Afterwards the men from the brewery lifted up the cheap coffin and carried it out to the hole that had already been dug at the back of the graveyard, a place where there were no fancy headstones and statues, just plain strips of stone lying on the ground in squares that framed the graves, with the names of those buried there carved in their sides.
‘Oh, no! I forgot about a stone,’ Meg exclaimed.
Mr Brooks, who had also attended, said brusquely, ‘I’ll get one made. Now, Mrs Pearson, let the Curate finish.’
When they’d lowered the coffin and thrown in some dirt, the men from the brewery obeyed a jerk of the head from their employer and moved away, muttering, ‘Sorry about your loss, missus.’
Mr Brooks cleared his throat and took Meg’s arm. ‘Let the gravediggers do their work now, my dear.’
She stepped back, thinking of poor Ben lying there under all that damp earth, then became aware that her companion had pressed some coins into her hand.
‘Just a little extra to see you and the baby through till you’re on your feet again,’ he muttered, tipping his hat and walking away.
She looked down at the coins. There weren’t many. Was that all a man’s life was worth? But most employers wouldn’t have been half as generous so she shouldn’t complain, because the men had taken a collection so this must be from Mr Brooks himself.
The gravediggers paid her no attention. It was a cool day with rain threatening and she was damp and shivering, but she stayed there until they’d filled in the hole, saying farewell to Ben inside her head before making her way home.

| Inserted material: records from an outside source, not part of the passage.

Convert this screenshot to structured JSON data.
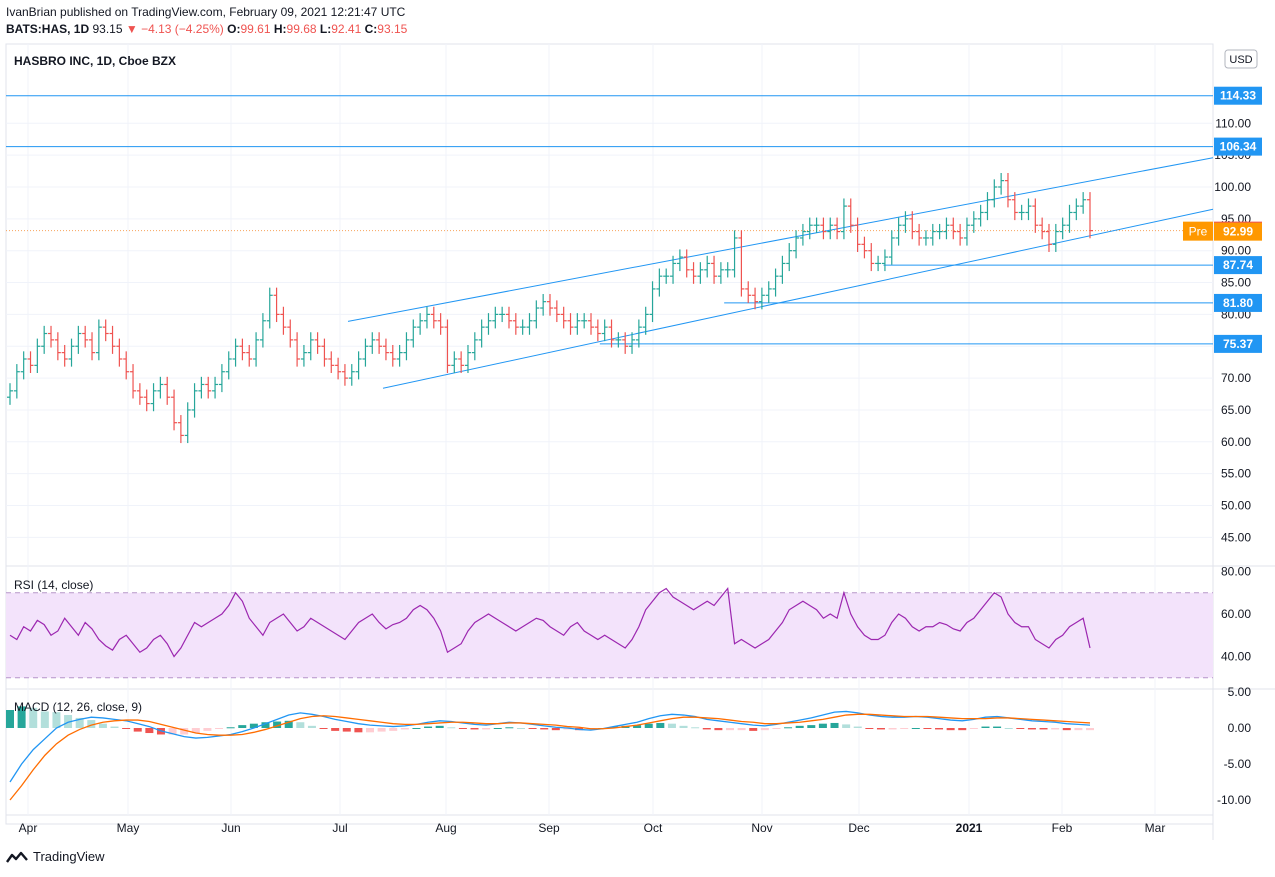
{
  "header": {
    "publisher": "IvanBrian published on TradingView.com, February 09, 2021 12:21:47 UTC",
    "symbol": "BATS:HAS, 1D",
    "last": "93.15",
    "change": "−4.13 (−4.25%)",
    "o_label": "O:",
    "o": "99.61",
    "h_label": "H:",
    "h": "99.68",
    "l_label": "L:",
    "l": "92.41",
    "c_label": "C:",
    "c": "93.15"
  },
  "brand": "TradingView",
  "chart_data": [
    {
      "type": "candlestick",
      "title": "HASBRO INC, 1D, Cboe BZX",
      "currency": "USD",
      "y_ticks": [
        "110.00",
        "105.00",
        "100.00",
        "95.00",
        "90.00",
        "85.00",
        "80.00",
        "75.00",
        "70.00",
        "65.00",
        "60.00",
        "55.00",
        "50.00",
        "45.00"
      ],
      "x_ticks": [
        "Apr",
        "May",
        "Jun",
        "Jul",
        "Aug",
        "Sep",
        "Oct",
        "Nov",
        "Dec",
        "2021",
        "Feb",
        "Mar"
      ],
      "level_lines": [
        114.33,
        106.34,
        87.74,
        81.8,
        75.37
      ],
      "price_labels": [
        {
          "text": "114.33",
          "value": 114.33,
          "kind": "line"
        },
        {
          "text": "106.34",
          "value": 106.34,
          "kind": "line"
        },
        {
          "text": "93.15",
          "value": 93.15,
          "kind": "last"
        },
        {
          "text": "92.99",
          "value": 92.99,
          "kind": "pre",
          "tag": "Pre"
        },
        {
          "text": "87.74",
          "value": 87.74,
          "kind": "line"
        },
        {
          "text": "81.80",
          "value": 81.8,
          "kind": "line"
        },
        {
          "text": "75.37",
          "value": 75.37,
          "kind": "line"
        }
      ],
      "last_price": 93.15,
      "closes": [
        68,
        71,
        73,
        72,
        75,
        77,
        76,
        74,
        73,
        75,
        77,
        76,
        74,
        78,
        77,
        75,
        73,
        71,
        68,
        67,
        66,
        68,
        69,
        67,
        63,
        61,
        65,
        68,
        69,
        68,
        69,
        71,
        73,
        75,
        74,
        73,
        76,
        79,
        83,
        80,
        78,
        76,
        73,
        74,
        76,
        75,
        73,
        72,
        71,
        70,
        71,
        73,
        75,
        76,
        75,
        74,
        73,
        74,
        76,
        78,
        79,
        80,
        79,
        78,
        72,
        73,
        72,
        74,
        76,
        78,
        79,
        80,
        80,
        79,
        78,
        78,
        79,
        81,
        82,
        81,
        80,
        79,
        78,
        79,
        79,
        78,
        77,
        78,
        76,
        76,
        75,
        76,
        78,
        80,
        84,
        86,
        86,
        88,
        89,
        87,
        86,
        87,
        88,
        86,
        87,
        87,
        92,
        84,
        83,
        82,
        83,
        84,
        86,
        88,
        90,
        92,
        93,
        94,
        94,
        93,
        94,
        93,
        97,
        94,
        91,
        90,
        88,
        88,
        89,
        92,
        94,
        95,
        93,
        92,
        92,
        93,
        93,
        94,
        93,
        92,
        94,
        95,
        96,
        98,
        100,
        101,
        98,
        96,
        96,
        97,
        94,
        93,
        91,
        93,
        94,
        96,
        97,
        98,
        93.15
      ],
      "channel": {
        "upper": [
          [
            72,
            78.9
          ],
          [
            1212,
            104.6
          ]
        ],
        "lower": [
          [
            72,
            68.4
          ],
          [
            1212,
            96.5
          ]
        ]
      },
      "horizontal_segments": [
        {
          "value": 87.74,
          "x_from_frac": 0.727
        },
        {
          "value": 81.8,
          "x_from_frac": 0.595
        },
        {
          "value": 75.37,
          "x_from_frac": 0.492
        }
      ]
    },
    {
      "type": "line",
      "title": "RSI (14, close)",
      "y_ticks": [
        "80.00",
        "60.00",
        "40.00"
      ],
      "band": [
        30,
        70
      ],
      "values": [
        50,
        48,
        54,
        52,
        57,
        55,
        50,
        52,
        58,
        54,
        50,
        56,
        53,
        48,
        45,
        43,
        48,
        50,
        46,
        42,
        44,
        48,
        50,
        46,
        40,
        44,
        50,
        56,
        54,
        56,
        58,
        60,
        64,
        70,
        66,
        58,
        54,
        50,
        56,
        58,
        60,
        56,
        52,
        54,
        58,
        56,
        54,
        52,
        50,
        48,
        52,
        56,
        58,
        60,
        56,
        53,
        55,
        56,
        58,
        62,
        64,
        62,
        58,
        52,
        42,
        44,
        46,
        52,
        56,
        58,
        60,
        58,
        56,
        54,
        52,
        54,
        56,
        58,
        57,
        54,
        52,
        50,
        54,
        56,
        52,
        50,
        48,
        50,
        48,
        46,
        44,
        48,
        54,
        62,
        66,
        70,
        72,
        68,
        66,
        64,
        62,
        64,
        66,
        64,
        68,
        72,
        46,
        48,
        46,
        44,
        46,
        48,
        52,
        56,
        62,
        64,
        66,
        64,
        62,
        58,
        60,
        58,
        70,
        60,
        54,
        50,
        48,
        48,
        50,
        56,
        60,
        58,
        54,
        52,
        54,
        54,
        56,
        55,
        53,
        52,
        56,
        58,
        62,
        66,
        70,
        68,
        60,
        56,
        54,
        54,
        48,
        46,
        44,
        48,
        50,
        54,
        56,
        58,
        44
      ],
      "last": 44
    },
    {
      "type": "macd",
      "title": "MACD (12, 26, close, 9)",
      "y_ticks": [
        "5.00",
        "0.00",
        "-5.00",
        "-10.00"
      ],
      "macd": [
        -7.5,
        -5,
        -3,
        -1.5,
        0,
        0.8,
        1.2,
        1.5,
        1.4,
        1.2,
        1,
        0.6,
        0.2,
        -0.4,
        -0.8,
        -1.2,
        -1.4,
        -1.3,
        -1.1,
        -0.9,
        -0.5,
        0,
        0.6,
        1.2,
        1.8,
        2.1,
        1.9,
        1.6,
        1.2,
        0.9,
        0.6,
        0.4,
        0.3,
        0.2,
        0.3,
        0.5,
        0.8,
        1,
        0.9,
        0.7,
        0.5,
        0.4,
        0.6,
        0.8,
        0.7,
        0.5,
        0.3,
        0.1,
        0,
        -0.2,
        -0.3,
        -0.1,
        0.2,
        0.5,
        0.8,
        1.3,
        1.7,
        1.9,
        1.8,
        1.6,
        1.2,
        1,
        0.8,
        0.6,
        0.4,
        0.3,
        0.5,
        0.8,
        1.1,
        1.4,
        1.8,
        2.2,
        2.3,
        2.1,
        1.8,
        1.6,
        1.5,
        1.5,
        1.6,
        1.5,
        1.3,
        1.1,
        1,
        1.2,
        1.5,
        1.6,
        1.4,
        1.2,
        1.0,
        0.9,
        0.8,
        0.6,
        0.5,
        0.4
      ],
      "signal": [
        -10,
        -8,
        -5.8,
        -3.8,
        -2.2,
        -1,
        -0.2,
        0.4,
        0.8,
        1,
        1.1,
        1.1,
        0.9,
        0.5,
        0.1,
        -0.3,
        -0.7,
        -0.9,
        -1,
        -1,
        -0.9,
        -0.6,
        -0.2,
        0.3,
        0.8,
        1.3,
        1.6,
        1.7,
        1.6,
        1.4,
        1.2,
        1,
        0.8,
        0.6,
        0.5,
        0.5,
        0.6,
        0.7,
        0.8,
        0.8,
        0.7,
        0.6,
        0.6,
        0.7,
        0.7,
        0.6,
        0.5,
        0.4,
        0.2,
        0.1,
        -0.1,
        -0.1,
        0,
        0.2,
        0.4,
        0.7,
        1,
        1.3,
        1.5,
        1.5,
        1.4,
        1.3,
        1.1,
        0.9,
        0.8,
        0.6,
        0.6,
        0.7,
        0.8,
        1,
        1.2,
        1.5,
        1.8,
        1.9,
        1.9,
        1.8,
        1.7,
        1.6,
        1.6,
        1.6,
        1.5,
        1.4,
        1.3,
        1.3,
        1.3,
        1.4,
        1.4,
        1.3,
        1.2,
        1.1,
        1.0,
        0.9,
        0.8,
        0.7
      ]
    }
  ]
}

Nelly was crying by the time she got back and needed feeding and changing. Afterwards Meg collapsed on her chair, exhausted. She hadn’t had Ben’s support since the birth but knowing she never would now made everything feel far worse. She was alone. There was only her to raise the child. The dampness of her clothes made her shiver suddenly and she laid Nelly down on a piece of sacking while she got the fire burning up again. Oh, but she felt weary to the core! If only she could lie down and rest!
It seemed to take forever to feed the baby.
Afterwards they both slept, Meg with her head on the table, Nelly curled up in the warm nest of her mother’s lap.
The following day Meg had to buy some bread so decided to call at the pawn shop while she was out. She’d sent a message to Peggy that she’d be back as soon as she could and had half-expected her employer to come round to see her or at least send someone to ask how she was.
When she went into the shop she found another woman behind the counter.